From Tech Radar, another article that gets into the technical challenges of creating the visual effects in Transformers: Revenge of the Fallen by Industrial Light & Magic and Digitial Domain. Few snippets below, the full article is here.
With animators often facing complicated 500-frame shots with three robots, Benza cast his staff according to their skill sets. "Some animators were interested in animating particular scenes, so I'd shift things around to give them a chance to do those shots," he says. "Specialists in animal behaviour would get the Ravage shots because he was a cat-based Decepticon. Others were specialists in dialogue and acting performances."

To create these performances, team members were aided by a rigging system developed by ILM for the previous movie, through which they could choose what parts of the model to connect. "An animator can animate any individual part or any groups of parts," Benza says. In addition, a new system provided the animators with a little procedural help on the more complex shots.

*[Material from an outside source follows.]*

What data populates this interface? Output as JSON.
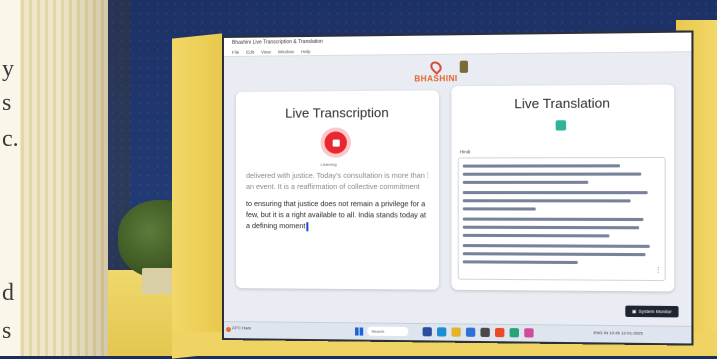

To make matters more complex, Devastator is so big and has so many parts that the animation crew couldn't treat him as a single asset. "When we tried to load the entire model in high res, it would grind the machines to a halt," Benza says. "We had two machines fail trying to work with him. One literally smoked. We don't know for sure if it was a direct result of working with this character, but it certainly did get overloaded – and fried."

"We designed the first version of the fight not knowing how it would be used in the movie, with Bumblebee and the cop car robot from the first movie, Barricade," says Benza. "Michael Bay liked how tight the edit was and the brutality when Bumblebee tears the limbs off, so he found a place for the fight in the movie and substituted a different robot [Rampage]."